Students see dead people … in class

By JERRY BURNES

With the help of NIU’s Chris Hubbard, associate professor of biological sciences, students from 11 area high schools will be taking field trips to a whole different level.

The students will head to NIU this spring to learn anatomy by viewing dissected human cadavers. Students spend a day in the lab and earn a grade for their work.

“It’s an experience like none other for high school students, and one that we hope will spark interest in pursuing careers in the health professions,” Hubbard said. “Students at the high schools flock to get into these courses. They think it’s cool.”

The program was launched three years ago and has seen participation numbers double. Hubbard said he was inspired by his former student, Julie Larson, to form the program.

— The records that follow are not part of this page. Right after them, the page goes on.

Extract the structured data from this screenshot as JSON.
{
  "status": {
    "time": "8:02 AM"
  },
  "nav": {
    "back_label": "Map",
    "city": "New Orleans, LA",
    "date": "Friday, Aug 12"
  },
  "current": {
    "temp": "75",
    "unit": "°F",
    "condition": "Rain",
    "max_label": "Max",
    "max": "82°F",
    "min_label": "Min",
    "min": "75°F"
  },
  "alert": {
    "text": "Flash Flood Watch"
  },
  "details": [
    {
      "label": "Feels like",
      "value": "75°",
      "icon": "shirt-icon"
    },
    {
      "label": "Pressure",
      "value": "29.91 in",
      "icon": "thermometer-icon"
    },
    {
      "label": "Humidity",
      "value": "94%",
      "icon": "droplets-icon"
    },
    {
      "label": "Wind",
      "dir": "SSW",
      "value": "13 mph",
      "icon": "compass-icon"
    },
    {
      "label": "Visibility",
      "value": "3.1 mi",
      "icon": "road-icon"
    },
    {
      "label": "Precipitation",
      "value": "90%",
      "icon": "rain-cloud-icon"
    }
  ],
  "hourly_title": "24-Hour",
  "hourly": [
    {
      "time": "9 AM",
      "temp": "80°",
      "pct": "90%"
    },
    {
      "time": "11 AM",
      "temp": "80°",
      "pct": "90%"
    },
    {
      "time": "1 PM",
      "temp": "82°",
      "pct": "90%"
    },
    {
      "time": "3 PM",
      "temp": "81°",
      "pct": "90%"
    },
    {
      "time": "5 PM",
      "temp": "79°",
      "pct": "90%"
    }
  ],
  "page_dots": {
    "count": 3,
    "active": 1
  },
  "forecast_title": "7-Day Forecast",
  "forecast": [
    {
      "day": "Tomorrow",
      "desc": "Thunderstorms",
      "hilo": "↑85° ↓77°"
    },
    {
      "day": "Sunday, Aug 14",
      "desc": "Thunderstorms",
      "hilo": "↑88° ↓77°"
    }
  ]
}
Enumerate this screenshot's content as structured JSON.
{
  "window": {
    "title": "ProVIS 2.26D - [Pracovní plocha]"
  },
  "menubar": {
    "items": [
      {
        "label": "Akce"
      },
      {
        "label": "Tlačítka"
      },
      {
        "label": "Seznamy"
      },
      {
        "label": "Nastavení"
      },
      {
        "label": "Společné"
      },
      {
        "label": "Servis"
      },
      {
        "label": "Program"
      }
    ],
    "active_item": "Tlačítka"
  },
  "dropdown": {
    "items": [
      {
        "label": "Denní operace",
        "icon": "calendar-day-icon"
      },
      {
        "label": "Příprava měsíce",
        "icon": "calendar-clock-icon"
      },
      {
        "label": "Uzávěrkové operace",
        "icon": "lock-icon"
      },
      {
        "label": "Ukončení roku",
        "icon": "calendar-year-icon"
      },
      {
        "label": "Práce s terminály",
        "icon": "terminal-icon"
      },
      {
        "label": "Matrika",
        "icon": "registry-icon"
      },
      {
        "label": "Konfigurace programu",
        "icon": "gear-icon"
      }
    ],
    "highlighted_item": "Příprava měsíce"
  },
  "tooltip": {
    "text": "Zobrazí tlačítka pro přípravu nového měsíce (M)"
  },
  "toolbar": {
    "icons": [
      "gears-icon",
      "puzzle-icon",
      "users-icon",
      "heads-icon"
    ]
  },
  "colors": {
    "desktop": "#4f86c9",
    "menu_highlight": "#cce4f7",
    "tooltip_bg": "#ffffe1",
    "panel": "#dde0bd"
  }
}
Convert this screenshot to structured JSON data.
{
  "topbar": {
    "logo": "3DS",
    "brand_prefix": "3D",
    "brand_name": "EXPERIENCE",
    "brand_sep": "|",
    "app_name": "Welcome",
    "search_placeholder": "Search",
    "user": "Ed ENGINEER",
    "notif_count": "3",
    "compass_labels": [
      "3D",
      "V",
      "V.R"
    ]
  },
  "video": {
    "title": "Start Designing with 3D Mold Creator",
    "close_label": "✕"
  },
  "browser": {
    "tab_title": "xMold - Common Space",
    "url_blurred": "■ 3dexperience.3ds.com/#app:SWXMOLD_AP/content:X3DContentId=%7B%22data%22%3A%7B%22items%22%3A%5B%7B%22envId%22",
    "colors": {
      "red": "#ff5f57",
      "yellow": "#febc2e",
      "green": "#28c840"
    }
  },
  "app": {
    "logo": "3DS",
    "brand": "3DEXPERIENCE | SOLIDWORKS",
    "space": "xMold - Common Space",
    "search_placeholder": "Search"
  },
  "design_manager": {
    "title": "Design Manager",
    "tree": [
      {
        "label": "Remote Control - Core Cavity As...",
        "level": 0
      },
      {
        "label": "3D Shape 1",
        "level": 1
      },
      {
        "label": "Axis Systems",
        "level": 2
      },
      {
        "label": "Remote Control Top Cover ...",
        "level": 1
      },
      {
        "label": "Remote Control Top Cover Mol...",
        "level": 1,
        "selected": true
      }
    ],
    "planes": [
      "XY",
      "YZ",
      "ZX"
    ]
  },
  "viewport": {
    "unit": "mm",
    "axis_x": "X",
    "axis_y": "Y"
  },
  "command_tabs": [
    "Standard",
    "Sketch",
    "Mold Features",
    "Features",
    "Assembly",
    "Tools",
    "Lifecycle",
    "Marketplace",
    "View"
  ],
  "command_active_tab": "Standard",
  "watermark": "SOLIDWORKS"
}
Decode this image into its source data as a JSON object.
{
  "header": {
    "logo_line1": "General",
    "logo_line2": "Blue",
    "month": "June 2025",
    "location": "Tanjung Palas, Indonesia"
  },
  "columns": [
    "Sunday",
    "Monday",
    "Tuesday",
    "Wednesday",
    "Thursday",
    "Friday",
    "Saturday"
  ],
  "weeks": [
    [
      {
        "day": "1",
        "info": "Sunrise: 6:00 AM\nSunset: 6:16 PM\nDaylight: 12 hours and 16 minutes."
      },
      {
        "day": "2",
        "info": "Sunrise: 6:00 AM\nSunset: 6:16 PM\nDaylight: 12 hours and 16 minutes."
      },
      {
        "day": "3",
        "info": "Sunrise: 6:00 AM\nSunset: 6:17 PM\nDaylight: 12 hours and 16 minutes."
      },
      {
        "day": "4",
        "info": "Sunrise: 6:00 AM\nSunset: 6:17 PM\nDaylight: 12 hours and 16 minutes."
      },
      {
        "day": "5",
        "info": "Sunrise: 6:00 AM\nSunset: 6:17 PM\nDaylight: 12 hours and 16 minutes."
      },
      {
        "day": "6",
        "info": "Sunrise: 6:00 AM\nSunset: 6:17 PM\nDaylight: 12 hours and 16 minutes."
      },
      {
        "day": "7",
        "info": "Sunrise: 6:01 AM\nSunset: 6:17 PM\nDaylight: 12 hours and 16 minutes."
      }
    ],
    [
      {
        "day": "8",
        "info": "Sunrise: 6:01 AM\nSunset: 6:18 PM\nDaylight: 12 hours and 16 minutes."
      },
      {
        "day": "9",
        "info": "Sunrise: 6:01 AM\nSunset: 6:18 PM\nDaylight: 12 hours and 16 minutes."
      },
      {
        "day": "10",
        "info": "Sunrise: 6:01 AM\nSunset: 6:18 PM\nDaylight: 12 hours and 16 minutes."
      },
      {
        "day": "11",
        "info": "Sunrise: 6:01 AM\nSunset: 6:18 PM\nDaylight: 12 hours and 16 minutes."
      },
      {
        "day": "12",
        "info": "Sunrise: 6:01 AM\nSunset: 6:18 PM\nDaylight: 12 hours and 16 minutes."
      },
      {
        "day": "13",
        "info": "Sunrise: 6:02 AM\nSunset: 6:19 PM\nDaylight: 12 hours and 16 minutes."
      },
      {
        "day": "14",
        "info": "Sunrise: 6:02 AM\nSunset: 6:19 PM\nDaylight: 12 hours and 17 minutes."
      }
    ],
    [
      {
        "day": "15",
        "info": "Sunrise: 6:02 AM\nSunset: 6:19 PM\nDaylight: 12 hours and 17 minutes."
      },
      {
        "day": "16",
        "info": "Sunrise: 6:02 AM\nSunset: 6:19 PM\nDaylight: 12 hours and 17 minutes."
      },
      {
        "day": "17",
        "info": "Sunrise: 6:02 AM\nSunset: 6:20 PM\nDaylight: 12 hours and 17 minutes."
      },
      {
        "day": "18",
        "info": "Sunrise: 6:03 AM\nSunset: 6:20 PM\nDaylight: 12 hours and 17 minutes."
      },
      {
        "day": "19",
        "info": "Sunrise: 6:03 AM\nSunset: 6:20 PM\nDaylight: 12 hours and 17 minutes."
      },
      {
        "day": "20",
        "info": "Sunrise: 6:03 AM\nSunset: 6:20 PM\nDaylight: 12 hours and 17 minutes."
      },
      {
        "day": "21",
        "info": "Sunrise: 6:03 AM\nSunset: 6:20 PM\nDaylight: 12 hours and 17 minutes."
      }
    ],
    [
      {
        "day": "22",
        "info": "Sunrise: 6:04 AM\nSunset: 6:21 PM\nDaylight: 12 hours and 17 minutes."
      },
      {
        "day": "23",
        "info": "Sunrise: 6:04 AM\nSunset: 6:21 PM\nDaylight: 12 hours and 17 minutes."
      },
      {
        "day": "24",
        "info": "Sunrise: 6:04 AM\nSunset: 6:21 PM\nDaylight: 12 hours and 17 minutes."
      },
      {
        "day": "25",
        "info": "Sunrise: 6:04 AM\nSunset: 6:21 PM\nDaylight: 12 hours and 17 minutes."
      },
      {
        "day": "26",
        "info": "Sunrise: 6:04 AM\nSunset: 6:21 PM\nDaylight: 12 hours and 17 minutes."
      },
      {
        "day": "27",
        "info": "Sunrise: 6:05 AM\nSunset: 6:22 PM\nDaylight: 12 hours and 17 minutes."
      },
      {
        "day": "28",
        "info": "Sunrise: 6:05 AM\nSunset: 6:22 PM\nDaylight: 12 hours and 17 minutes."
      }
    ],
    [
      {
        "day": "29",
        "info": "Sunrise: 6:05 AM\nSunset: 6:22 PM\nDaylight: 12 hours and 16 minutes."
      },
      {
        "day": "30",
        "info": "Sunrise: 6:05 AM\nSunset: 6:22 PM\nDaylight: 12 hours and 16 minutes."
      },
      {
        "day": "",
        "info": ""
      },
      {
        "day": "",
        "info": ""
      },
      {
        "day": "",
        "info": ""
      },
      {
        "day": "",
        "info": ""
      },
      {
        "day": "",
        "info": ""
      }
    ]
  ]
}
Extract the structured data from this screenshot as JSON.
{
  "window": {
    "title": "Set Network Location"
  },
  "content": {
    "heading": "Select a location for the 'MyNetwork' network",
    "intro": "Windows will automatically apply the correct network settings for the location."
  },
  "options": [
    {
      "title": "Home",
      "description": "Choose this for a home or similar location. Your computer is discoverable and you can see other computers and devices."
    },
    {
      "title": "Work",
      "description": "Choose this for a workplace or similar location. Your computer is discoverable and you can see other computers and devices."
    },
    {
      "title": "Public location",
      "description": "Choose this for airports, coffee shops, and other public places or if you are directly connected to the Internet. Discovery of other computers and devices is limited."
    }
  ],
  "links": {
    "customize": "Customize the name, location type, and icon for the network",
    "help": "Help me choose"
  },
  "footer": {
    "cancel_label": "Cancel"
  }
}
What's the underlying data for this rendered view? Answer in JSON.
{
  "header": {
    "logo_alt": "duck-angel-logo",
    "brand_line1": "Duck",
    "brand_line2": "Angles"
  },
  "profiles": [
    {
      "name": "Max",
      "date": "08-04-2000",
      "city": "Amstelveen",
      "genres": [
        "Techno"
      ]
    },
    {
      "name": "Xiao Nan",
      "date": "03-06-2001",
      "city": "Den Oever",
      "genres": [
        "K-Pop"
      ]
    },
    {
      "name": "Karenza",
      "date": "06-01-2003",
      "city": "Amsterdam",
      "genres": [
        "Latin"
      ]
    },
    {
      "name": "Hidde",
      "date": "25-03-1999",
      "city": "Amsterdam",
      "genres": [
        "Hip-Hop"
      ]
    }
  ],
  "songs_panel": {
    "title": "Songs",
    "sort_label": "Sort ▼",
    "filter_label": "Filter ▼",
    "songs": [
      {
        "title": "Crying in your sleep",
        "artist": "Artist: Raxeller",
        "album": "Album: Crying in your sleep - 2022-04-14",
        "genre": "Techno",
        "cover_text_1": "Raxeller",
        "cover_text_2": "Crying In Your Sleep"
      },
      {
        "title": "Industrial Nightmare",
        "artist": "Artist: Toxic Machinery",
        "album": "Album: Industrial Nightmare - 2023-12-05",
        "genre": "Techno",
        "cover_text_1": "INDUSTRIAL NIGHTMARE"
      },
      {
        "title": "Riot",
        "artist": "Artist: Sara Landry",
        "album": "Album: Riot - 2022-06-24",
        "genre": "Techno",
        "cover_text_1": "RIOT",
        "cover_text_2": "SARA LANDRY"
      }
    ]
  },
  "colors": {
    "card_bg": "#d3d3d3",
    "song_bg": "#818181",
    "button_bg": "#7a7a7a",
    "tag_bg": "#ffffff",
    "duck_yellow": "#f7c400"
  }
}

Larson is a teacher at Victor J. Andrews High School.

Hubbard originally received a onetime grant for the program from the American Association of Anatomists. To fund the program, high schools are charged $35 dollars per student to attend the course.

Hubbard said the goal of the program was to give students the resources unavailable to them in high school, since most high schools no longer offer anatomy classes.

“It’s too much work and not too many people want to take anatomy,” Hubbard said. “It’s not sexy chopping up dead things.”

Before the program starts, teachers are given an orientation into the lab and a chance to develop their own syllabus. Students then spend two days rotating between five different workstations and three cadavers. Students learn the inner workings of the human body, which serves to benefit those not pursuing health degrees too.

For example, they learn that the Biceps brachii flexes both the arm and forearms, while the xiphoid process is the most inferior part of the sternum. The cadavers are

pre-dissected beforehand so organs are available for study.

Hubbard said if they are studying the respiratory system, they will pass a lung around for students to view. This gives them a hands-on learning experience to the look, feel and function of their organs.

“It’s one thing to show a student models, pictures and diagrams,” Deborah Day said in a press release. Day is a health occupations teacher at Larkin High School in Elgin. “It’s quite another thing to view the actual human body and have an opportunity to

see it truly as it is. Concepts that are difficult to get across in our regular classroom become so much clearer.”

Hubbard said he would like to expand the program, but would need more staff and cadaver donors. Currently, NIU is already at a shortage of donors.